The North Country Economic Index (NCEI) is a quarterly economic report to gauge the performance of the economy in the northern rural New Hampshire, which currently includes Coös County. The NCEI is released four times a year – in March for Winter (December, January and February), in June for Spring (March, April and May), in September for Summer (June, July and August), and in December for Autumn (September, October and November).
NCEI also tracks the economic performance of the State of New Hampshire for the purposes of comparison. Posting county and state indicators side by side makes it clear how the county’s economy fares in comparison to the state’s economy.
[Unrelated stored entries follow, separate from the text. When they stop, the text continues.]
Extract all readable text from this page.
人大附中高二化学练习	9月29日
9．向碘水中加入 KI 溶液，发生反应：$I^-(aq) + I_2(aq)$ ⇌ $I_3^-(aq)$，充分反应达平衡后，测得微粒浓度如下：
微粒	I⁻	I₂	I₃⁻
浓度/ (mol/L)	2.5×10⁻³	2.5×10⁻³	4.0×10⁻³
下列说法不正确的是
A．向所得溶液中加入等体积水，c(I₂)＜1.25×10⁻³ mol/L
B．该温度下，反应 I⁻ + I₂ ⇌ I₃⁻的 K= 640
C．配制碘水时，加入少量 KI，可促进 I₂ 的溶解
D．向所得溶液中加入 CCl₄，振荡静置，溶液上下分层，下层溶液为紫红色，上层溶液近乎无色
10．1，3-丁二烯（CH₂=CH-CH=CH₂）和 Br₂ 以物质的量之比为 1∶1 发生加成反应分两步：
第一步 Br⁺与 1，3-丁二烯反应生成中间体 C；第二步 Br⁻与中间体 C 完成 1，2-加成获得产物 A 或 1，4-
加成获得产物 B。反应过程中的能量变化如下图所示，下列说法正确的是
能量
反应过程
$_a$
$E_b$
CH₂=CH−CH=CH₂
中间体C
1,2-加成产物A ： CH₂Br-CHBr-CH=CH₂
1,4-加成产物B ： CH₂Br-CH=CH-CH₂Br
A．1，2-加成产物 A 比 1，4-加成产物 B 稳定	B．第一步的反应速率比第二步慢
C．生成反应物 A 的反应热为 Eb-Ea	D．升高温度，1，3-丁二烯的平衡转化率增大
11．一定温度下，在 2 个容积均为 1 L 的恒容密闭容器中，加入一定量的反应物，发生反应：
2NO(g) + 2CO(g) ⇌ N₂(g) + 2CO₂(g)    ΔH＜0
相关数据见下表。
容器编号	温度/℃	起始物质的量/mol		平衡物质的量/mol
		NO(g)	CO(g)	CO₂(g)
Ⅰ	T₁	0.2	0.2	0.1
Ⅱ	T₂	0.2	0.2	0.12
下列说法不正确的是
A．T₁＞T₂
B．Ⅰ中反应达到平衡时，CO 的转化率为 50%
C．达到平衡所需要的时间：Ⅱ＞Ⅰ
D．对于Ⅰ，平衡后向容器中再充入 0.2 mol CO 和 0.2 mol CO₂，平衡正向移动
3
This State Index is constructed using the same methodology and component indicators used in the construction of the County Index so that the two Indexes can be directly comparable.
The economic activity decreased in Coos County between summer 2014 and summer 2013. The Economic Index fell for the first time since Winter 2013 on a year-over-year basis. The pace of growth decreased steadily for three straight quarters. Though, three of the five component indicators still remained up from their 2013 summer levels. The decline in the economic activity was attributed largely to the struggling goods-producing sector and the stagnant labor market. Number of employed residents declined two quarters in a row on a year-over-year basis, while industrial electricity sales fell after increasing two consecutive quarters. The County’s housing market activity fell; both home sales and median home prices decreased from a year earlier. On a positive note, the tourism sector continued to grow; both average Saturday vehicle traffic counts and spending at lodgings were up from the prior year. But the pace of growth in spending at lodgings declined three straight quarter.
The State’s economy remained on track to recovery in summer 2014. The State Index increased 16 consecutive quarters on a year-over-year basis. All five component indicators remained up from the prior year. But, the pace of growth fell after increasing two straight quarters. The industrial sector continued to get stronger; industrial electricity sales grew ten consecutive quarters. The labor market remained strong as well; the number of employed residents expanded on a year-over-year basis. The tourism sector continued to be a force behind the recovery; Saturday vehicle traffic counts rose five quarters in a row and spending at lodgings increased six consecutive quarters on a year-over-year basis. The state’s housing market cooled off; home sales declined from prior year for the first time since summer 2011. Lastly, we are excited to announce an addition of a leading indicator for the state’s tourism industry. It is reported at the bottom of the leading indicator section.